In August of 1964, U.S. warships, under Morrison's command, claimed to have been attacked while patrolling Vietnam's Tonkin Gulf. Although the claim was false, it resulted in the U.S. Congress passing the Tonkin Gulf Resolution, which provided the pretext for an escalation of American involvement in Vietnam. Morrison never spoke publicly of his father's role in creating the "false flag" that was used to deceive the American people into accepting a war against Vietnam.
More intriguing was Morrison's lack of interest in music until he transformed into one of the most glorified rock stars of all time. As the Door's lead singer, Morrison played a major role in forming the band's identity. He chose its name from Aldous Huxley's The Doors of Perception. Huxley's "doors" opened through the use of psychedelic drugs. He was also a key player behind the use of MK-Ultra's research into mind control. In a 1949 letter to George Orwell, Huxley described psychedelic drugs as far more efficient than prisons.
As an acolyte of the Greek god Dionysus and the Dionysian Mysteries Morrison reveled in the use of drugs, drink and frenzied dancing. MK-Ultra's objectives had much in common with the Dionysian Mysteries and Morrison's philosophy of life, who said "I believe in a long, prolonged, derangement of the senses in order to obtain the unknown." Morrison was also described as a Dr. Jekyll and Mr. Hyde. Doors manager Paul Rothchild explained, "You never knew whether Jim would show up as the poetic scholar or the kamikaze drunk.

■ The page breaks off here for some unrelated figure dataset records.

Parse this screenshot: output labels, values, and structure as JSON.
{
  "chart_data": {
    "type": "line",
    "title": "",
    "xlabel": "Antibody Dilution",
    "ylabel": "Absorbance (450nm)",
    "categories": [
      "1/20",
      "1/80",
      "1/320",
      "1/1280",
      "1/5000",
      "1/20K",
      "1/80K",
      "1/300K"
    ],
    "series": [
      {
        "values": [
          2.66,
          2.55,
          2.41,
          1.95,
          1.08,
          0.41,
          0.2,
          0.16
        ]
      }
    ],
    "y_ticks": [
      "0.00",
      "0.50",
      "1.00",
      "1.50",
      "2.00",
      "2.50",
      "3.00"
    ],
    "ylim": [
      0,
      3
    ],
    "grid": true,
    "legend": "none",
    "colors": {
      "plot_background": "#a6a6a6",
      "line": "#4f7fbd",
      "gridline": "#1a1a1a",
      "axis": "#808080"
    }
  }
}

Americans need to look back and reconsider the turning points that brought our country to this crossroad of endless war. How did we come from being so much against war in Vietnam into preparing for a war against everyone on the planet today? Was the Laurel Canyon scene the only operation sabotaging the legitimacy of the anti-war movement by co-opting its message? Was the CIA responsible for permanently wrapping the anti-war movement and public dissent in a cloak of freaked-out hippies, communal sex and acid trips on LSD?

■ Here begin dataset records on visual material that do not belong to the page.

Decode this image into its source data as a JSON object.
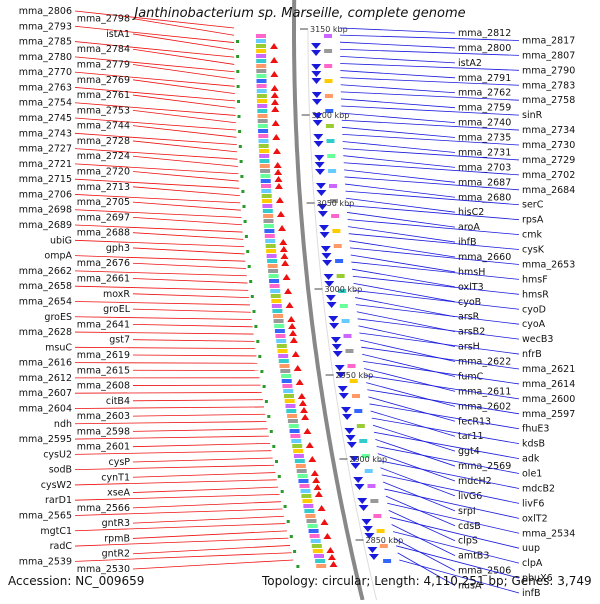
{
  "map": {
    "title": "Janthinobacterium sp. Marseille, complete genome",
    "accession": "Accession: NC_009659",
    "topology": "Topology: circular; Length: 4,110,251 bp; Genes: 3,749",
    "colors": {
      "left_genes": "#ee1111",
      "right_genes": "#1a1add",
      "backbone": "#888888",
      "tick": "#2a9a2a"
    },
    "kbp_labels": [
      "3150 kbp",
      "3100 kbp",
      "3050 kbp",
      "3000 kbp",
      "2950 kbp",
      "2900 kbp",
      "2850 kbp"
    ],
    "left_labels": [
      "mma_2806",
      "mma_2798",
      "mma_2793",
      "istA1",
      "mma_2785",
      "mma_2784",
      "mma_2780",
      "mma_2779",
      "mma_2770",
      "mma_2769",
      "mma_2763",
      "mma_2761",
      "mma_2754",
      "mma_2753",
      "mma_2745",
      "mma_2744",
      "mma_2743",
      "mma_2728",
      "mma_2727",
      "mma_2724",
      "mma_2721",
      "mma_2720",
      "mma_2715",
      "mma_2713",
      "mma_2706",
      "mma_2705",
      "mma_2698",
      "mma_2697",
      "mma_2689",
      "mma_2688",
      "ubiG",
      "gph3",
      "ompA",
      "mma_2676",
      "mma_2662",
      "mma_2661",
      "mma_2658",
      "moxR",
      "mma_2654",
      "groEL",
      "groES",
      "mma_2641",
      "mma_2628",
      "gst7",
      "msuC",
      "mma_2619",
      "mma_2616",
      "mma_2615",
      "mma_2612",
      "mma_2608",
      "mma_2607",
      "citB4",
      "mma_2604",
      "mma_2603",
      "ndh",
      "mma_2598",
      "mma_2595",
      "mma_2601",
      "cysU2",
      "cysP",
      "sodB",
      "cynT1",
      "cysW2",
      "xseA",
      "rarD1",
      "mma_2566",
      "mma_2565",
      "gntR3",
      "mgtC1",
      "rpmB",
      "radC",
      "gntR2",
      "mma_2539",
      "mma_2530"
    ],
    "right_labels": [
      "mma_2812",
      "mma_2817",
      "mma_2800",
      "mma_2807",
      "istA2",
      "mma_2790",
      "mma_2791",
      "mma_2783",
      "mma_2762",
      "mma_2758",
      "mma_2759",
      "sinR",
      "mma_2740",
      "mma_2734",
      "mma_2735",
      "mma_2730",
      "mma_2731",
      "mma_2729",
      "mma_2703",
      "mma_2702",
      "mma_2687",
      "mma_2684",
      "mma_2680",
      "serC",
      "hisC2",
      "rpsA",
      "aroA",
      "cmk",
      "ihfB",
      "cysK",
      "mma_2660",
      "mma_2653",
      "hmsH",
      "hmsF",
      "oxlT3",
      "hmsR",
      "cyoB",
      "cyoD",
      "arsR",
      "cyoA",
      "arsB2",
      "wecB3",
      "arsH",
      "nfrB",
      "mma_2622",
      "mma_2621",
      "fumC",
      "mma_2614",
      "mma_2611",
      "mma_2600",
      "mma_2602",
      "mma_2597",
      "fecR13",
      "fhuE3",
      "tar11",
      "kdsB",
      "ggt4",
      "adk",
      "mma_2569",
      "ole1",
      "mdcH2",
      "mdcB2",
      "livG6",
      "livF6",
      "srpI",
      "oxlT2",
      "cdsB",
      "mma_2534",
      "clpS",
      "uup",
      "amtB3",
      "clpA",
      "mma_2506",
      "pbuX6",
      "nusA",
      "infB"
    ]
  }
}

The 1950s and 1960s saw America in direct competition with the Soviet Union, not only for military superiority but also for the world's hearts and minds. The Cultural Cold War waged by Washington embraced activities that were intended to outshine anything done by its communist rival in literature, music and the arts. A psychological-warfare campaign to break down traditional patterns of behavior had already been laid out in 1953 by the CIA's Psychological Strategy Board's doctrine for social control known as PSB D-33/2. With an emphasis on the strange and avant-garde, the CIA began bringing artists, writers and musicians into what was known as its "Freedom Manifesto". The CIA came to view the program as a landmark in the Cold War, not just for solidifying its control over the non-communist left and the West's intellectuals, but for enabling the CIA to secretly disenfranchise Europeans and Americans from their own political culture in such a way they would never know it.

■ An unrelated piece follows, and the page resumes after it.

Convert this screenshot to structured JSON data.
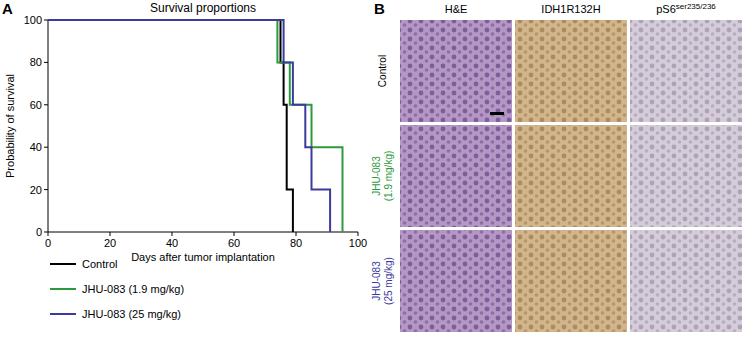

As the historian of the CIA's secret co-optation of America's non-communist left, Christopher Lasch wrote in 1969, "The modern state is an engine of propaganda, alternately manufacturing crises and claiming to be the only instrument that can effectively deal with them. This propaganda, in order to be successful, demands the cooperation of writers, teachers, and artists not as paid propagandists or state-censored time-servers but as 'free' intellectuals capable of policing their own jurisdictions and of enforcing acceptable standards of responsibility within the various intellectual professions."
While declaring itself as the antidote to communist totalitarianism, one CIA officer viewed PSB D-33/2 as interposing "a wide doctrinal system that accepts uniformity as a substitute for diversity," embracing "all fields of human thought--all fields of intellectual interests, from anthropology and artistic creations to sociology and scientific methodology." He concluded "That is just about as totalitarian as one can get."